Y la estocada final:
“Lo relatado hasta aquí me convence de la necesidad de disponer la reconstrucción del sitio, esto es, volver las cosas al estado anterior al inicio de la obra, incorporando los materiales nuevos que sean indispensables. Para ello se le otorgará un uso compatible que respete la significación cultural del sitio como biblioteca pública y como memoria de época.”
“Se reintegrarán los objetos retirados y resguardados; los arrojados a la basura se reemplazarán por similares.
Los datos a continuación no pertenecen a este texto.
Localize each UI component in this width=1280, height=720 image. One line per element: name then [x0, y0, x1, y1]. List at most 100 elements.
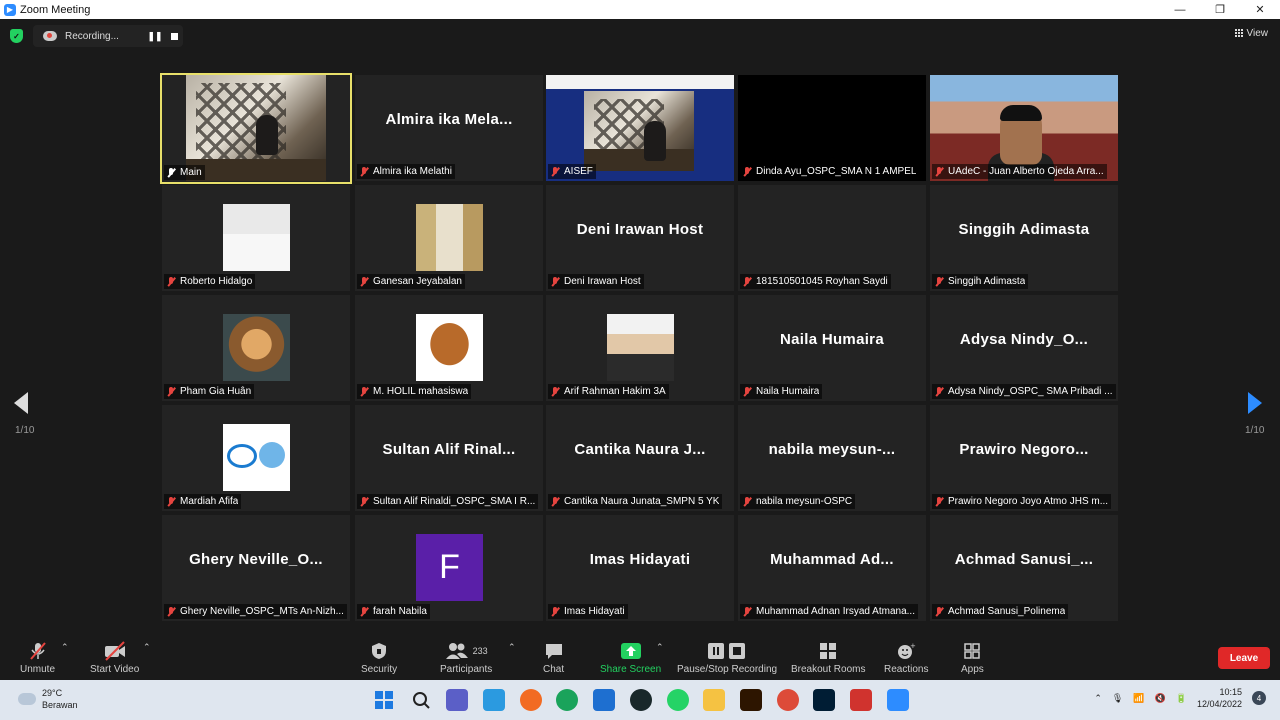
audio-options-caret-icon[interactable]: ⌃ — [61, 642, 69, 653]
illustrator-icon[interactable] — [740, 689, 762, 711]
photoshop-icon[interactable] — [813, 689, 835, 711]
participant-tile[interactable]: Imas Hidayati Imas Hidayati — [546, 515, 734, 621]
firefox-icon[interactable] — [520, 689, 542, 711]
muted-mic-icon — [359, 496, 369, 507]
reactions-smiley-icon: + — [896, 640, 916, 662]
meeting-toolbar: Unmute ⌃ Start Video ⌃ Security 233 Part… — [0, 634, 1280, 680]
microphone-tray-icon[interactable]: 🎙 — [1112, 693, 1123, 704]
gallery-view: 1/10 1/10 Main Almira ika Mela... Almira i… — [0, 54, 1280, 634]
participant-tile[interactable]: Singgih Adimasta Singgih Adimasta — [930, 185, 1118, 291]
u-app-icon[interactable] — [630, 689, 652, 711]
stop-recording-icon[interactable] — [171, 32, 178, 40]
participant-tile[interactable]: Cantika Naura J... Cantika Naura Junata_S… — [546, 405, 734, 511]
muted-mic-icon — [742, 166, 752, 177]
participant-tile[interactable]: Achmad Sanusi_... Achmad Sanusi_Polinema — [930, 515, 1118, 621]
participant-name: Almira ika Melathi — [373, 166, 452, 177]
weather-widget[interactable]: 29°C Berawan — [18, 687, 78, 711]
grid-icon — [1234, 29, 1244, 38]
participant-tile[interactable]: Arif Rahman Hakim 3A — [546, 295, 734, 401]
participant-tile[interactable]: Muhammad Ad... Muhammad Adnan Irsyad Atma… — [738, 515, 926, 621]
windows-start-icon[interactable] — [373, 689, 395, 711]
participant-tile[interactable]: Deni Irawan Host Deni Irawan Host — [546, 185, 734, 291]
security-button[interactable]: Security — [361, 640, 397, 675]
clock[interactable]: 10:15 12/04/2022 — [1197, 686, 1242, 710]
participant-tile[interactable]: Mardiah Afifa — [162, 405, 350, 511]
wifi-icon[interactable]: 📶 — [1133, 693, 1144, 704]
participant-tile[interactable]: Naila Humaira Naila Humaira — [738, 295, 926, 401]
zoom-taskbar-icon[interactable] — [887, 689, 909, 711]
security-label: Security — [361, 664, 398, 675]
muted-mic-icon — [359, 606, 369, 617]
participant-tile[interactable]: Main — [160, 73, 352, 184]
participant-tile[interactable]: Ganesan Jeyabalan — [355, 185, 543, 291]
next-page-arrow-icon[interactable] — [1248, 392, 1268, 414]
chat-button[interactable]: Chat — [543, 640, 564, 675]
video-options-caret-icon[interactable]: ⌃ — [143, 642, 151, 653]
close-button[interactable]: ✕ — [1240, 0, 1280, 19]
zoom-app-icon: ▶ — [4, 3, 16, 16]
leave-button[interactable]: Leave — [1218, 647, 1270, 669]
speaker-muted-icon[interactable]: 🔇 — [1155, 693, 1166, 704]
participant-tile[interactable]: Ffarah Nabila — [355, 515, 543, 621]
mail-icon[interactable] — [593, 689, 615, 711]
share-screen-button[interactable]: Share Screen — [600, 640, 661, 675]
participant-display-name: nabila meysun-... — [768, 441, 896, 458]
participant-tile[interactable]: 181510501045 Royhan Saydi — [738, 185, 926, 291]
participant-tile[interactable]: M. HOLIL mahasiswa — [355, 295, 543, 401]
participant-name: farah Nabila — [373, 606, 427, 617]
pause-recording-icon[interactable]: ❚❚ — [145, 31, 165, 42]
participant-tile[interactable]: Almira ika Mela... Almira ika Melathi — [355, 75, 543, 181]
previous-page-arrow-icon[interactable] — [14, 392, 34, 414]
share-options-caret-icon[interactable]: ⌃ — [656, 642, 664, 653]
participant-tile[interactable]: nabila meysun-... nabila meysun-OSPC — [738, 405, 926, 511]
muted-mic-icon — [166, 276, 176, 287]
muted-mic-icon — [934, 496, 944, 507]
unmute-button[interactable]: Unmute — [20, 640, 55, 675]
cloud-record-icon — [43, 31, 57, 41]
apps-label: Apps — [961, 664, 984, 675]
window-titlebar: ▶ Zoom Meeting — ❐ ✕ — [0, 0, 1280, 19]
participant-name: M. HOLIL mahasiswa — [373, 386, 469, 397]
l-app-icon[interactable] — [483, 689, 505, 711]
whatsapp-icon[interactable] — [667, 689, 689, 711]
participant-tile[interactable]: Sultan Alif Rinal... Sultan Alif Rinaldi_… — [355, 405, 543, 511]
notification-badge[interactable]: 4 — [1252, 691, 1266, 705]
participant-name: Roberto Hidalgo — [180, 276, 253, 287]
wps-office-icon[interactable] — [850, 689, 872, 711]
participant-tile[interactable]: Pham Gia Huân — [162, 295, 350, 401]
minimize-button[interactable]: — — [1160, 0, 1200, 19]
muted-mic-icon — [934, 606, 944, 617]
window-title: Zoom Meeting — [20, 3, 91, 16]
participant-tile[interactable]: Ghery Neville_O... Ghery Neville_OSPC_MTs… — [162, 515, 350, 621]
chrome-icon[interactable] — [777, 689, 799, 711]
weather-condition: Berawan — [42, 700, 78, 710]
pause-stop-recording-button[interactable]: Pause/Stop Recording — [677, 640, 777, 675]
participant-tile[interactable]: Dinda Ayu_OSPC_SMA N 1 AMPEL — [738, 75, 926, 181]
view-button[interactable]: View — [1234, 28, 1269, 39]
muted-mic-icon — [934, 386, 944, 397]
participants-caret-icon[interactable]: ⌃ — [508, 642, 516, 653]
teams-chat-icon[interactable] — [446, 689, 468, 711]
participant-nameplate: nabila meysun-OSPC — [740, 494, 856, 509]
reactions-button[interactable]: + Reactions — [884, 640, 928, 675]
show-hidden-icons-chevron-icon[interactable]: ⌃ — [1094, 693, 1102, 704]
breakout-rooms-button[interactable]: Breakout Rooms — [791, 640, 865, 675]
encryption-shield-icon[interactable]: ✓ — [10, 29, 23, 43]
participant-name: UAdeC - Juan Alberto Ojeda Arra... — [948, 166, 1104, 177]
search-icon[interactable] — [410, 689, 432, 711]
page-indicator-left: 1/10 — [15, 425, 35, 436]
edge-icon[interactable] — [556, 689, 578, 711]
start-video-button[interactable]: Start Video — [90, 640, 139, 675]
battery-icon[interactable]: 🔋 — [1176, 693, 1187, 704]
participant-tile[interactable]: AISEF — [546, 75, 734, 181]
participant-tile[interactable]: Adysa Nindy_O... Adysa Nindy_OSPC_ SMA Pr… — [930, 295, 1118, 401]
apps-button[interactable]: Apps — [961, 640, 984, 675]
participant-tile[interactable]: Prawiro Negoro... Prawiro Negoro Joyo Atm… — [930, 405, 1118, 511]
participant-tile[interactable]: UAdeC - Juan Alberto Ojeda Arra... — [930, 75, 1118, 181]
participant-nameplate: Ganesan Jeyabalan — [357, 274, 465, 289]
view-label: View — [1246, 28, 1269, 39]
maximize-button[interactable]: ❐ — [1200, 0, 1240, 19]
file-explorer-icon[interactable] — [703, 689, 725, 711]
participant-tile[interactable]: Roberto Hidalgo — [162, 185, 350, 291]
participants-button[interactable]: 233 Participants — [440, 640, 492, 675]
Se realizarán las tareas de reparación necesarias en inmuebles y muebles”.
“Se otorga un plazo de quince días para presentar un plan detallado de las distintas etapas que involucre la obra y se manifieste el tiempo de finalización”.
Y la frase final, terrible, justo antes del típico “regístrese, notifíquese, etc”:
“Remitir copias de la presente a la justicia en lo Penal”.
Esto sólo puede querer decir que un juez denuncia formalmente, y ofrece la documentación, un caso grave de incumplimiento de los deberes de funcionario público.